Sant 1, 1-11; Sal 118, 67-76; Mc 8, 11-13.
“Le pedían, para tentarlo, una señal del cielo”
Aquellos fariseos que discutían con Jesús –y los interiores nuestros– le piden “una señal del cielo”. ¿Otra más y según el mando y capricho de nuestro botón electrónico?
¡Señales, señales y más señales! Pero él, con los brazos extendidos en la cruz para acogernos, con la llaga de su costado para cobijarnos, con el agua que le sale para lavarnos, con su sangre para hacernos una indecible trasfusión de vida… ¡él es la señal! Y su resurrección es el sello del Padre para ratificar todo su camino.
¿Necesitamos más? ¿Hay algo más que pueda hacer por nosotros que no lo haya hecho? “Nuestro Señor Jesucristo –decía san Vicente de Paúl– es nuestro padre, nuestra madre y nuestro todo”. ¿Necesitamos alguna nueva prueba, alguna nueva señal?
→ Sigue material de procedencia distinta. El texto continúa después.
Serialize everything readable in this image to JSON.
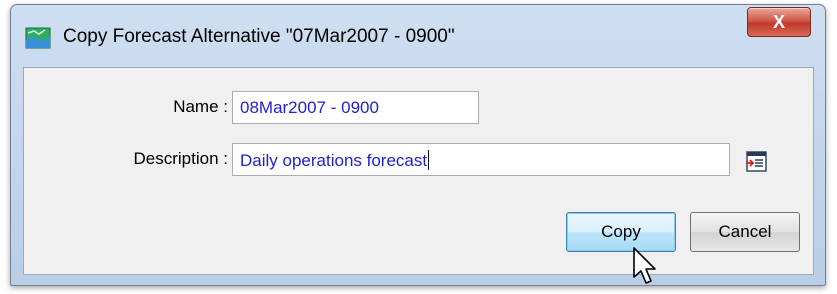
{
  "window": {
    "title": "Copy Forecast Alternative \"07Mar2007 - 0900\"",
    "close_label": "X"
  },
  "form": {
    "name_label": "Name :",
    "name_value": "08Mar2007 - 0900",
    "description_label": "Description :",
    "description_value": "Daily operations forecast"
  },
  "buttons": {
    "copy": "Copy",
    "cancel": "Cancel"
  },
  "icons": {
    "app": "forecast-map-icon",
    "browse": "description-editor-icon",
    "cursor": "mouse-pointer-icon"
  }
}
Pedirle otras señales, a quien nos las ha dado todas, es una manera de menosprecio y de ingratitud. Por eso Jesús no les dio ninguna otra señal a los fariseos, y “dejándolos, se subió a la barca y se fue al oro lado del lago”. Él no vino a dar un espectáculo, sino a dar la vida y darnos vida.
Gracias, Señor Jesús, por las infinitas señales que nos has dado. Ábrenos los ojos y límpianos de todas las tinieblas que nos enceguecen.
Fuente: «Evangelio y Vida», comentarios a los evangelios. México.